THE EMERALD SEASON

Unless you are living in outer space eating entirely chemical food, you no doubt realize that food does not come from grocery stores. Food comes from your beautiful green Earth. Every ounce of food in any grocery store has traveled there using petroleum to get there! The average distance your food has traveled is between 1,200 and 1,500 miles. That’s a lot of gas usage. And doesn’t include the rest of it–like processing, packaging, and refrigeration.

It doesn’t have to be that way if you only use food from your hundred mile radius. Or  better yet, grow your own food in your own backyard, at least some of it. Or forage in your own yard if you are not using cancer-causing chemicals (glyphosphate, otherwise known as Round-Up). Or learn to do without some things. There ARE NO strawberries growing in our area at this time of the year. Soon, though.

In fact, a hundred or so years ago there were NO grocery stores as we know them. They were mostly called general stores, for you could get cloth, thread, and tools as well as staples such as flour and coffee and tea. But some of the general stores were few and far between so most everyone outside of the cities grew most, if not all, of what they ate. Of course they didn’t eat packaged foods in those days. Our ancestors had a real sense of what grew on their own land, when in was in season, what keeps through the Winter, and how to preserve those foods.

Among rural people were many farms providing food for rather large families. Most had a large garden, a cow, some chickens, an orchard. I’ve now, in my brief lifetime, lived in two places that have had a free-standing fruit room–one a hundred acre farm outside of Eugene, the other where I live now. A “fruit room” is a thick-walled building which allows cool air in with just a small screen (about 4″) to allow for an exchange of air. Sometimes they were root cellars or rooms in the back of a house. This was in the era before refrigeration was everywhere. Most food was kept in these cool rooms and not mechanically refrigerated like today.

Root crops such as beets, garlic, onions, and potatoes were kept there as well as home-canned goods and some orchard fruits. Even eggs and milk may have been stored there if there was no spring house on the land. Where else would you put these things? A cooler perhaps? Think emergency. What will you do if disaster strikes?

Our grandparents also knew from those who came before them, what wild greens to look for in the Spring and which mushrooms were safe to eat. Few of us know this information any more, though there are still foods out there to be foraged, if you care to learn them. It takes years so start now.

By March, fruits and produce in the fruit rooms were drying up, literally. Not only had most of the home-grown and canned foods been used up by then, but even the flour and coffee from the general stores were about gone. We would then be approaching “the bottom of the barrel” by March. This was known as “the hunger month” as new crops had yet to be planted and harvested. Hence the reliance on neighbors and learning to forage for food. No Cheatos for out ancestors.

As we wait for Spring vegetables to come into season, perhaps it’s time to try some of those greens, known nowadays as weeds, while we wait for asparagus, greens, and eggs to come fully into season.

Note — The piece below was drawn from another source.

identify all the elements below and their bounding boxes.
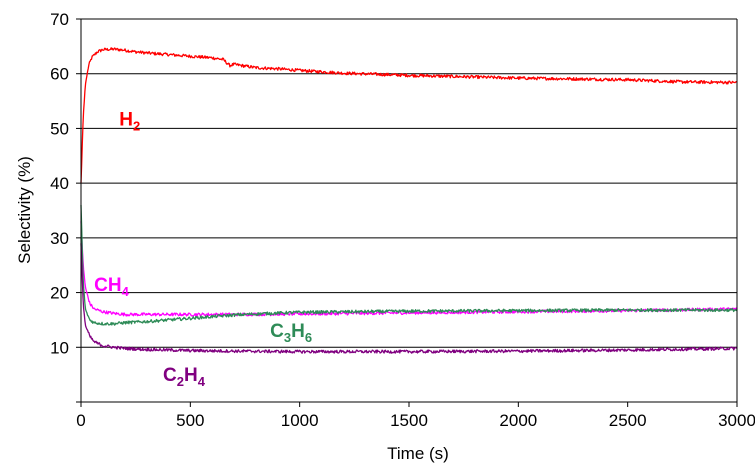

If you are lucky enough to have these foods in your backyard, you are truly lucky. You can have beautiful, nourishing meals by using up the root veggies in your fruit room and learning to forage in your own or your neighbors’ yards. With permission, of course.

But don’t do this at home if you are using cancer-causing Round-Up chemicals in your yard. Do NOT forage near railroad tracks or golf courses. There are deadly chemical in the soils there. Also some farms where DDT (now outlawed) was used in the 1950s. But if you have a chemical-free lawn, or back 40, it’s time to learn about foraging. I once asked a midwife I worked with if I could pick the chickweed in her garden. She was astonished as I picked two black garbage bags full of chickweed. I have chickens so I never have chickweed growing on my property. It’s named “chickweed” for a reason!

Near med school, there was a small local restaurant we went to almost daily. In fact, my best friend and I would go for both first lunch and second lunch. In a terraced garden next to the restaurant Miner’s lettuce grew. It tends to grow through our mild Winters, and it is very distinctive, extremely nutritious, and more delicious than spinach. I would take a bag and some scissors and cut enough every day for the nightly dinner salad. Even my fellow Naturopathic medical students thought I was a bit weird. But I had spent years in advance herb classes taught by the woman instrumental in starting the National Herbalist Guild.

A lot of people are now trying to get off the industrial food train–not buying foods that are overly packaged or with ingredients that are unpronounceable, reading labels, buying more local produce. Only about one quarter of American households have food-producing gardens. To keep our Earth green there needs to be more local orientation. It’s the beginning of the Emerald Season. Soon we will be inundated with greens from the Earth. Maybe even your own patch of earth. Enjoy it all.